A presidente do BCE apontou, em segundo lugar, o facto de “a forte procura de serviços que veio com a reabertura da economia estar a perder vapor”, em terceiro “o enfraquecimento da procura global, também no contexto de uma política monetária mais restritiva em muitas grandes economias”, e, por fim, o facto de a incerteza permanecer elevada, “o que se reflete na queda da confiança das famílias e das empresas”.

Lagarde sublinhou que “os preços mais elevados da energia e dos alimentos estão a pesar especialmente nas famílias mais vulneráveis e espera-se que a situação piore antes de melhorar”.

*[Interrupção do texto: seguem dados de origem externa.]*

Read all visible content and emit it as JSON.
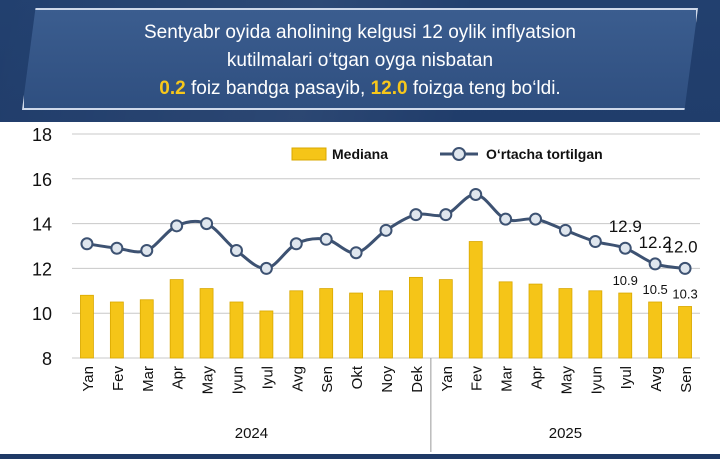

“Estes desenvolvimentos levaram a uma revisão em baixa das últimas projeções para o crescimento económico para o resto do ano em curso e ao longo de 2023. Os funcionários do BCE esperam agora que a economia cresça 3,1 por cento em 2022, 0,9 por cento em 2023 e 1,9 por cento em 2024”, assinalou.

Na mesma linha, prosseguiu, as projeções da inflação por parte do BCE foram revistas em “alta significativa”
, esperando-se agora que a inflação anual seja de 8,1 por cento em 2022, 5,5 por cento em 2023 e 2,3 por cento em 2024, com o risco de estes valores serem ainda mais elevados.

“Os riscos para as perspetivas de inflação estão principalmente do lado ascendente, refletindo principalmente a possibilidade de novas perturbações importantes no fornecimento de energia. Embora estes fatores de risco sejam os mesmos para o crescimento, o seu efeito seria o oposto: aumentariam a inflação, mas reduziriam o crescimento”, alertou.